Ethnic Conflicts of the English Colonialists

Takakis analysis of the English views of the Irish and Native American races and the suppression of the Nathaniel Bacon revolt suggests that racism and racial conflict always has an underlying motive in greed and the lust for power.

The definition of the Irish as the racial other led to them being dehumanized in the minds of the English.  The English saw Englishness as the equivalent of being civilized and being true Christians belonging to the Reformed church, while the Irish were savage heathens, Catholics of a particularly degraded variety (Takaki).

The English saw themselves as inherently civilized, their brutal occupation of Ireland and genocidal campaigns of subjugation did not render them uncivilized in their self image. On the other hand, for the Irish, things like their pastoral lifestyle and tribal system of government rendered those savages in the view of the English (Noonan).

Irish attempts to resist the English occupation only served to reinforce the English opinion that the Irish were savages. For the English it legitimized using more and more brutal tactics in the attempt to suppress them.

The characterization of the Irish had definite advantages from a material standpoint. Since the Irish were just wild people they could be classed together with other creatures that lived wild on the land the trees, the birds and the beasts. The lands of the Irish were thus converted into terra nullis which the English could claim for themselves and take over without any guilt. Every subsequent colonization attempt used this model.

The characterization of the Irish as savages also meant that driving them off their lands had no more moral penalty than driving wild animals out of a forest in order to convert it into arable land. If the Irish resisted, they could be exterminated, men women and children, and it would be no more than an extermination of wild animals that threaten a human habitation.

The racial model of the other as savages was brought in effect in the Americas as well. In the case of the Native Americans, the effect of dehumanization was exacerbated by the dire straits the new colonists found themselves in. In desperate need for food and supplies, they attacked the Natives with whom they had earlier established good relations (Takaki).

An argument for the colonization of Ireland was that since the Irish were mainly pastoralists, the productive capacity of the land for agricultural produce was being wasted. This argument was applied to the lands of the Native Americans as well, even though it was known that the Native Americans farmed corn on a large scale. This shows that the savage as a (non-English, non-Christian) non-agriculturalist race was a rigid social construct with little basis in actual observations of the Native Americans (Takaki).

According to Takaki, the institution of slavery was built upon the tensions of an underlying class struggle. The plantation owners feared rebellion from their White indentured servants and started replacing them with Black in indentured servitude (Takaki). These were then replaced with Black slaves who were easier to exploit. Legislation was passed that allowed Whites to oppress the Blacks, gradually Blacks were deprived of all rights allowing White slave owners and White indentured servants to bond together over shared superior status to Blacks (Takaki).

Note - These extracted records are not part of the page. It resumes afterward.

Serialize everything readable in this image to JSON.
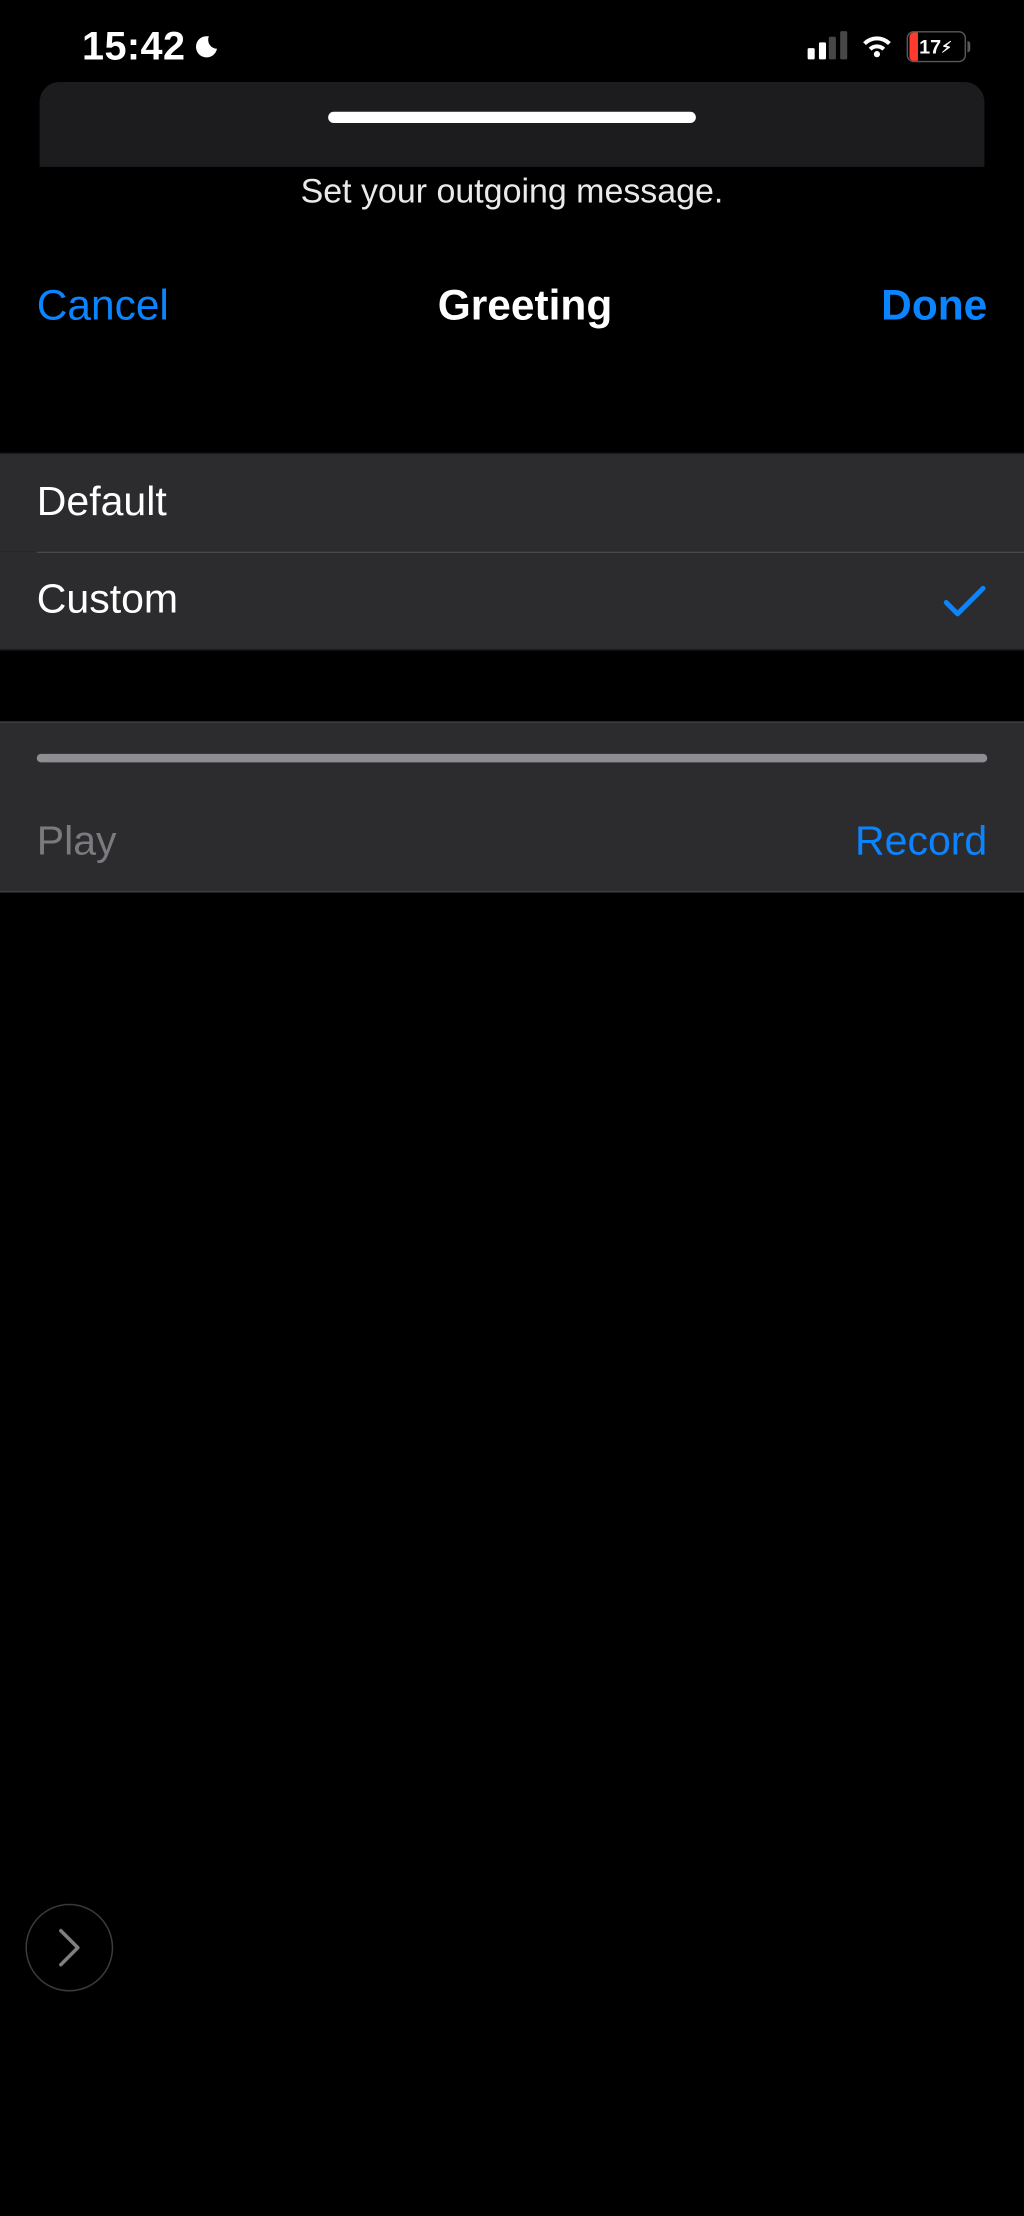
{
  "status": {
    "time": "15:42",
    "battery_pct": "17"
  },
  "sheet": {
    "subtitle": "Set your outgoing message.",
    "cancel": "Cancel",
    "title": "Greeting",
    "done": "Done"
  },
  "options": {
    "default_label": "Default",
    "custom_label": "Custom",
    "selected": "custom"
  },
  "controls": {
    "play": "Play",
    "record": "Record"
  }
}
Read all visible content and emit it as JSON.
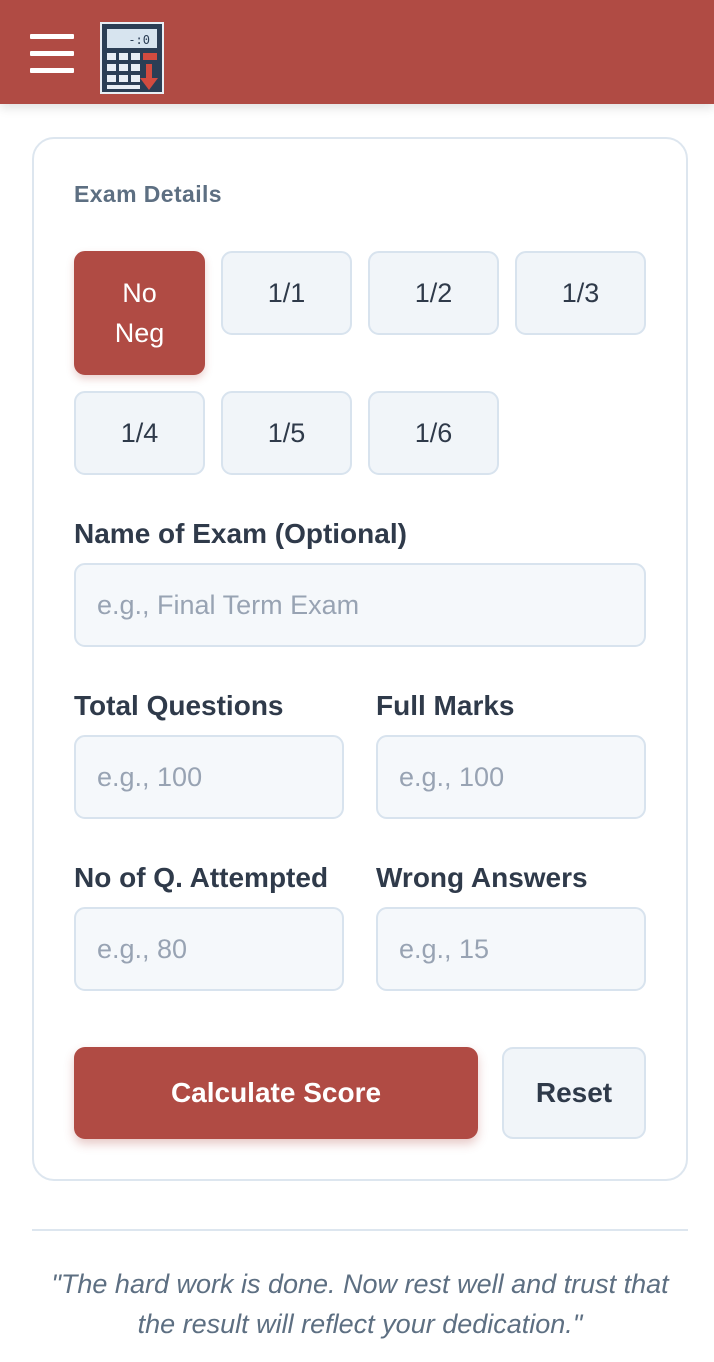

The Nathaniel Bacon rebellion, although was based on the extremely racist view that the colonial authorities were over indulgent and overprotective towards Native American who should be driven off their lands or exterminated, nevertheless brought together Blacks and lower class Whites (Takaki). It was for this reason that it was seen as extremely dangerous by the colonial authorities who knew that the stability of the existing order depended upon the unity of lower and upper class whites in the oppression of Blacks.